はじめに、本発明の実施形態に係る無線通信装置の比較対象となる比較例に係る無線通信装置について説明する。なお、以下の説明では、特定小電力無線システムで採用されているFSK(Frequency Shit Keying)変調方式で変調された変調信号を受信する無線通信装置(受信機)を例に説明する。
図1は、本発明の比較例に係る無線通信装置500の構成を示すブロック図である。図示しない送信機から送信されたFSK変調信号は、アンテナ10により受信され、低雑音増幅器(LNA:Low Noise Amplifier)11に供給される。
低雑音増幅器11は、受信したFSK変調信号を増幅して増幅信号S11を生成し、これをミキサ12に供給する。
ミキサ12は、低雑音増幅器11から供給される増幅信号S11とPLL回路23から供給されるローカル信号S23との周波数混合により増幅信号S11の周波数変換を行い、増幅信号S11の周波数よりも低周波の中間周波数信号S12を生成する。中間周波数信号S12は、バンドパスフィルタ13に供給される。

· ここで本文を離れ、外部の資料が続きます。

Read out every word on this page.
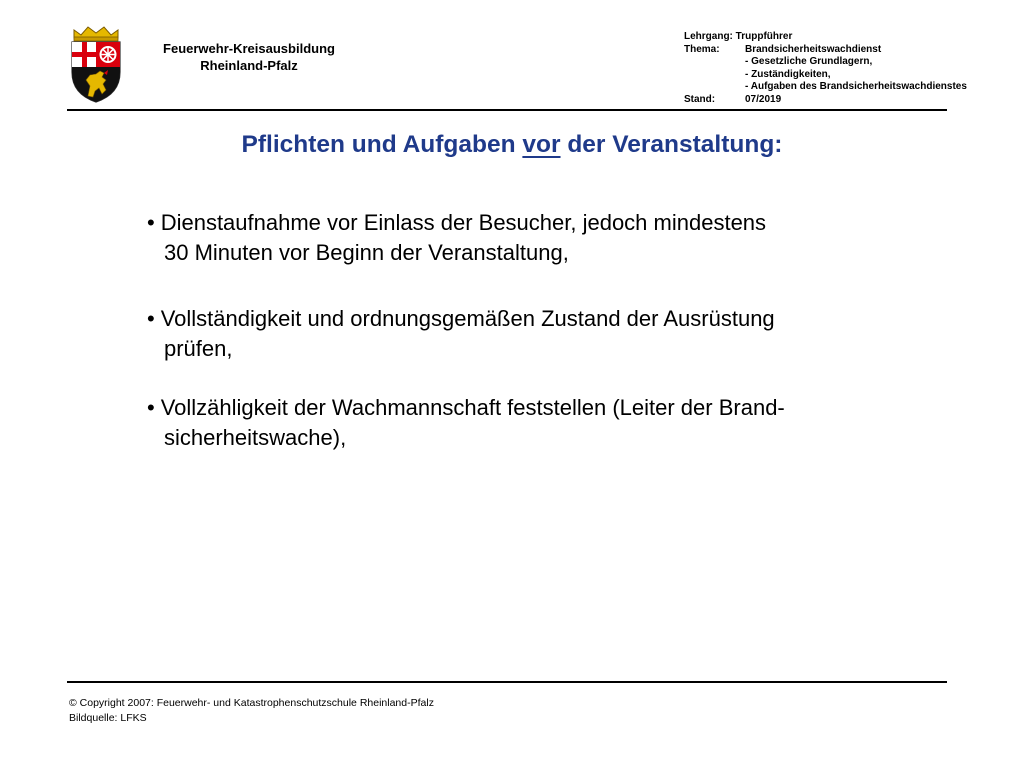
Feuerwehr-Kreisausbildung
Rheinland-Pfalz
Lehrgang: Truppführer
Thema:	Brandsicherheitswachdienst
- Gesetzliche Grundlagern,
- Zuständigkeiten,
- Aufgaben des Brandsicherheitswachdienstes
Stand:	07/2019
Pflichten und Aufgaben vor der Veranstaltung:
• Dienstaufnahme vor Einlass der Besucher, jedoch mindestens
30 Minuten vor Beginn der Veranstaltung,
• Vollständigkeit und ordnungsgemäßen Zustand der Ausrüstung
prüfen,
• Vollzähligkeit der Wachmannschaft feststellen (Leiter der Brand-
sicherheitswache),
© Copyright 2007: Feuerwehr- und Katastrophenschutzschule Rheinland-Pfalz
Bildquelle: LFKS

バンドパスフィルタ13は、中間周波数信号S12から不要な周波数成分を除去した信号S13を生成し、これをリミッタ14に供給する。
リミッタ14は、振幅成分を持つ信号S13から振幅一定の信号(方形波)S14を生成し、一定振幅となった信号S14を周波数検波部15に供給する。
周波数検波部15は、周波数変調されている信号S14における周波数変化を電圧変化に変換した周波数検波信号(復調信号)S15を生成する。すなわち、周波数検波部15は、入力信号が所定の基準周波数f1よりも高周波の区間ではハイレベルの信号を出力し、入力信号が基準周波数f1よりも低周波の区間ではローレベルの信号を出力する。周波数検波信号S15は、DCオフセット検出部16およびDCオフセット除去部17にそれぞれ供給される。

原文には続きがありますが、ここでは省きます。